|"Why is using the DNS of the ISP incorrect? I've done it and it worked."|
If you are working with AD and workstations as part of the domain. the workstation dns entries point to the ms dns server. It is the only way you can have local dns name resolution for the workstations to find the servers or the servers find the workstations.
The ISP dns servers will never know this information.
Local workstations will work AFTER name resolution tries everything and then reverts to broadcasts [wherre are you AD server?]. You don't want your name resolution reverting to broadcasts as this causes delays and saturates the bandwidth.
unityjon putting the isp's dns entry as secondary is not uncommon but is only consulted if the primary dns server is down. As you experienced AD doesn't work then.
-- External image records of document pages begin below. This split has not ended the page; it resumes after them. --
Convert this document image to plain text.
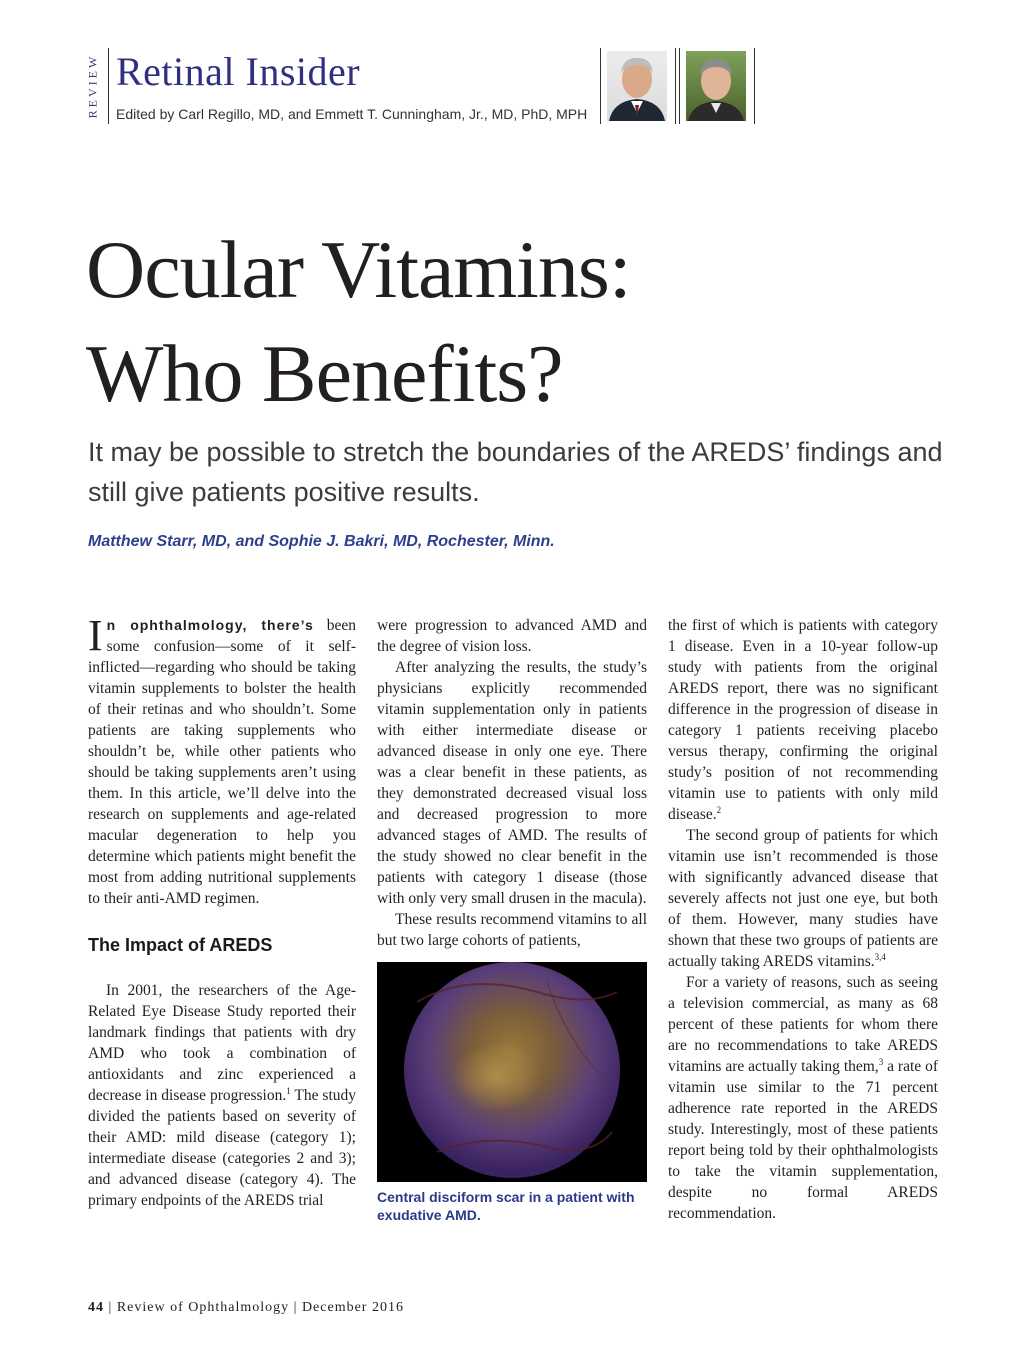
REVIEW Retinal Insider
Edited by Carl Regillo, MD, and Emmett T. Cunningham, Jr., MD, PhD, MPH
Ocular Vitamins:
Who Benefits?
It may be possible to stretch the boundaries of the AREDS’ findings and still give patients positive results.
Matthew Starr, MD, and Sophie J. Bakri, MD, Rochester, Minn.

In ophthalmology, there’s been some confusion—some of it self-inflicted—regarding who should be taking vitamin supplements to bolster the health of their retinas and who shouldn’t. Some patients are taking supplements who shouldn’t be, while other patients who should be taking supplements aren’t using them. In this article, we’ll delve into the research on supplements and age-related macular degeneration to help you determine which patients might benefit the most from adding nutritional supplements to their anti-AMD regimen.

The Impact of AREDS

In 2001, the researchers of the Age-Related Eye Disease Study reported their landmark findings that patients with dry AMD who took a combination of antioxidants and zinc experienced a decrease in disease progression.$^1$ The study divided the patients based on severity of their AMD: mild disease (category 1); intermediate disease (categories 2 and 3); and advanced disease (category 4). The primary endpoints of the AREDS trial

were progression to advanced AMD and the degree of vision loss.

After analyzing the results, the study’s physicians explicitly recommended vitamin supplementation only in patients with either intermediate disease or advanced disease in only one eye. There was a clear benefit in these patients, as they demonstrated decreased visual loss and decreased progression to more advanced stages of AMD. The results of the study showed no clear benefit in the patients with category 1 disease (those with only very small drusen in the macula).

These results recommend vitamins to all but two large cohorts of patients,

Central disciform scar in a patient with exudative AMD.

the first of which is patients with category 1 disease. Even in a 10-year follow-up study with patients from the original AREDS report, there was no significant difference in the progression of disease in category 1 patients receiving placebo versus therapy, confirming the original study’s position of not recommending vitamin use to patients with only mild disease.$^2$

The second group of patients for which vitamin use isn’t recommended is those with significantly advanced disease that severely affects not just one eye, but both of them. However, many studies have shown that these two groups of patients are actually taking AREDS vitamins.$^{3,4}$

For a variety of reasons, such as seeing a television commercial, as many as 68 percent of these patients for whom there are no recommendations to take AREDS vitamins are actually taking them,$^3$ a rate of vitamin use similar to the 71 percent adherence rate reported in the AREDS study. Interestingly, most of these patients report being told by their ophthalmologists to take the vitamin supplementation, despite no formal AREDS recommendation.

44 | Review of Ophthalmology | December 2016
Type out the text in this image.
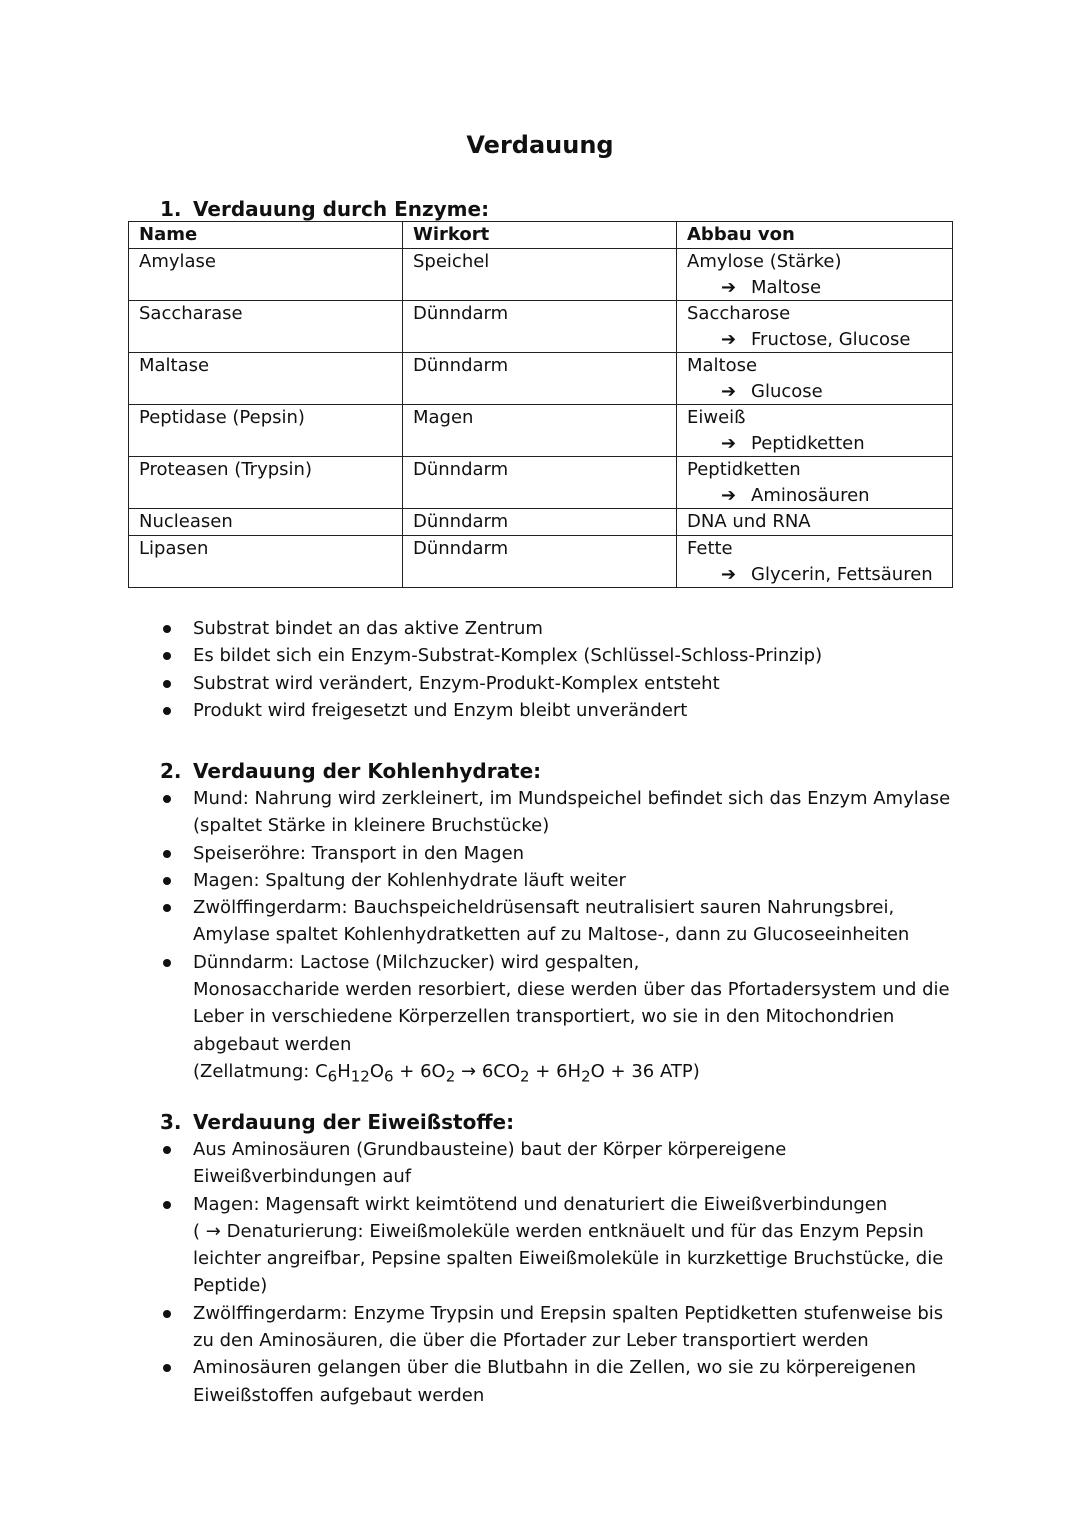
Verdauung
1. Verdauung durch Enzyme:
Name	Wirkort	Abbau von
Amylase	Speichel	Amylose (Stärke)
➔ Maltose

Saccharase	Dünndarm	Saccharose
➔ Fructose, Glucose

Maltase	Dünndarm	Maltose
➔ Glucose

Peptidase (Pepsin)	Magen	Eiweiß
➔ Peptidketten

Proteasen (Trypsin)	Dünndarm	Peptidketten
➔ Aminosäuren

Nucleasen	Dünndarm	DNA und RNA

Lipasen	Dünndarm	Fette
➔ Glycerin, Fettsäuren
Substrat bindet an das aktive Zentrum
Es bildet sich ein Enzym-Substrat-Komplex (Schlüssel-Schloss-Prinzip)
Substrat wird verändert, Enzym-Produkt-Komplex entsteht
Produkt wird freigesetzt und Enzym bleibt unverändert
2. Verdauung der Kohlenhydrate:
Mund: Nahrung wird zerkleinert, im Mundspeichel befindet sich das Enzym Amylase
(spaltet Stärke in kleinere Bruchstücke)
Speiseröhre: Transport in den Magen
Magen: Spaltung der Kohlenhydrate läuft weiter
Zwölffingerdarm: Bauchspeicheldrüsensaft neutralisiert sauren Nahrungsbrei,
Amylase spaltet Kohlenhydratketten auf zu Maltose-, dann zu Glucoseeinheiten
Dünndarm: Lactose (Milchzucker) wird gespalten,
Monosaccharide werden resorbiert, diese werden über das Pfortadersystem und die
Leber in verschiedene Körperzellen transportiert, wo sie in den Mitochondrien
abgebaut werden
(Zellatmung: $C_6H_{12}O_6 + 6O_2 \to 6CO_2 + 6H_2O + 36$ ATP)
3. Verdauung der Eiweißstoffe:
Aus Aminosäuren (Grundbausteine) baut der Körper körpereigene
Eiweißverbindungen auf
Magen: Magensaft wirkt keimtötend und denaturiert die Eiweißverbindungen
( → Denaturierung: Eiweißmoleküle werden entknäuelt und für das Enzym Pepsin
leichter angreifbar, Pepsine spalten Eiweißmoleküle in kurzkettige Bruchstücke, die
Peptide)
Zwölffingerdarm: Enzyme Trypsin und Erepsin spalten Peptidketten stufenweise bis
zu den Aminosäuren, die über die Pfortader zur Leber transportiert werden
Aminosäuren gelangen über die Blutbahn in die Zellen, wo sie zu körpereigenen
Eiweißstoffen aufgebaut werden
By design MS wants two AD/DNS servers. This way if one box goes down you still have AD and you still have dns.
MS dns forwarders tab is used to forward name resolutions the ms dns server doesn't know about. These point to the isps dns server.
I would trade your 5-6 adsl lines for one mega pipe. You have got to be paying $2-300 a month for that setup.
It does not gain you anything. You are just allocating bandwidth at a physical level instead of the industry standard way of using caching/bandwidth control servers. You get none of the benefits of fault tolerance/failover, bandwidth shaping or monitoring with your setup.
You appear to be raw on the internet.
You should have internet<> router firewall<>webserver<>router/firewall<> your servers/workstations.
Instead you have 6 hacker unprotected paths to your entire network.
You really need to understand AD and its design. "server suddenly had an issue" sounds more like a misconfiguration than a server failure.